The study, carried out by scientists from the Division of Rheumatology, Immunology and Allergy at the Brigham and Women’s Hospital and Harvard Medical School in Boston, found that women who drank moderate levels of beer were 22% less likely to develop rheumatoid arthritis, according to a report by dailyrx.com.
Using data collected from 238,131 women, two studies were conducted over 20 and 28 years with women completing a questionnaire every four years on their alcohol intake.
Researchers categorised the amount and type of alcohol consumed and defined moderate alcohol consumption as 5.0 to 9.9 grams of alcohol per day, or three to five standard drinks per week.
Of all the women surveyed 908 cases of rheumatoid arthritis were identified with women who drank moderately found to have a 22% percent lower chance of developing rheumatoid arthritis than women who did not drink any alcohol.
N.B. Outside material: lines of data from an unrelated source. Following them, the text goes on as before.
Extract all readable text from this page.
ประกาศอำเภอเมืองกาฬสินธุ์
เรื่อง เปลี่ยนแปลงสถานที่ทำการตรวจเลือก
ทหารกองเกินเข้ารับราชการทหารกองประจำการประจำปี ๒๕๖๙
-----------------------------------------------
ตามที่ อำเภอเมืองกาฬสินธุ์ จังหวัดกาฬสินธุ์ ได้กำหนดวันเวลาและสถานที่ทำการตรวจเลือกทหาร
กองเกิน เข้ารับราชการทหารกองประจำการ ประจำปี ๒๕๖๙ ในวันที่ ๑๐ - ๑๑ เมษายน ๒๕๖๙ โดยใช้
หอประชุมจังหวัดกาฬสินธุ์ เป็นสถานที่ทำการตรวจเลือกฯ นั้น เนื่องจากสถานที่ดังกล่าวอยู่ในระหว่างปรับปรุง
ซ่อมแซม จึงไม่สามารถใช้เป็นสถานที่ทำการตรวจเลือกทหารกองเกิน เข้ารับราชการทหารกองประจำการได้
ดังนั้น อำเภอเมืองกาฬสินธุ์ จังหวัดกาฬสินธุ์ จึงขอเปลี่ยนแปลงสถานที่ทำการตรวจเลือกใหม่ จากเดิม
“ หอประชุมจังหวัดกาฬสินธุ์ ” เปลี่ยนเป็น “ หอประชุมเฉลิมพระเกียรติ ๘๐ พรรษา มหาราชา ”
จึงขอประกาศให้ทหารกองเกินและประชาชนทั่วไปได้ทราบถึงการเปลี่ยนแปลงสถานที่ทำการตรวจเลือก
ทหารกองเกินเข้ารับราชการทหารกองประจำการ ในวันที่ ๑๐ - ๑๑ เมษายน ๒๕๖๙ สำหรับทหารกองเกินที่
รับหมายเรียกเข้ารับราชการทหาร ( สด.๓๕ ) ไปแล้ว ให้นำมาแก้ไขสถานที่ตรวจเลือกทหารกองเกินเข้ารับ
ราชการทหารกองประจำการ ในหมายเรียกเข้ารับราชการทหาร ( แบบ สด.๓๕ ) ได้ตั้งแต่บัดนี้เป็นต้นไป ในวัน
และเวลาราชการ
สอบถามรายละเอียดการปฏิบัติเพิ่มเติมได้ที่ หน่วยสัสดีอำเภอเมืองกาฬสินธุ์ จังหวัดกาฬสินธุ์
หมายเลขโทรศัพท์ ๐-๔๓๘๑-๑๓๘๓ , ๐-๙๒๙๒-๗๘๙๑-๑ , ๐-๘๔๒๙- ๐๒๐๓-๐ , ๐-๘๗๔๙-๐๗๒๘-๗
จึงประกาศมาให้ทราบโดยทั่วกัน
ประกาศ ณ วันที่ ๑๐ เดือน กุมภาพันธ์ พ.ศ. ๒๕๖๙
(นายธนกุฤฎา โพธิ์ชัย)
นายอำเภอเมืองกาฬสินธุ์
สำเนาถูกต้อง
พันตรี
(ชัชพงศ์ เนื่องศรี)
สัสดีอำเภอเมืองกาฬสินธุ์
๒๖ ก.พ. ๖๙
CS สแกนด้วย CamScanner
Women who drank two to four beers a week had a 31% decreased risk of developing rheumatoid arthritis compared to women who never drank beer.
Marked benefits were only seen with the consumption of beer, with wine and spirits found to lower risk, but to to a “statistically significant” level.
Despite their findings, US researchers acknowledged that further research was need to identify why beer appeared to decrease the risk of rheumatoid arthritis, and acknowledged that consumption statistics obtained through questionnaire results may not have been completely accurate.
A similar study, carried out by Swedish scientists, found that women who drink more than three glasses of alcohol a week for at least 10 years could half their risk of developing rheumatoid arthritis.
The research, led by Bing Lu, MD, DrPH, was published in the April issue of Arthritis and Rheumatism.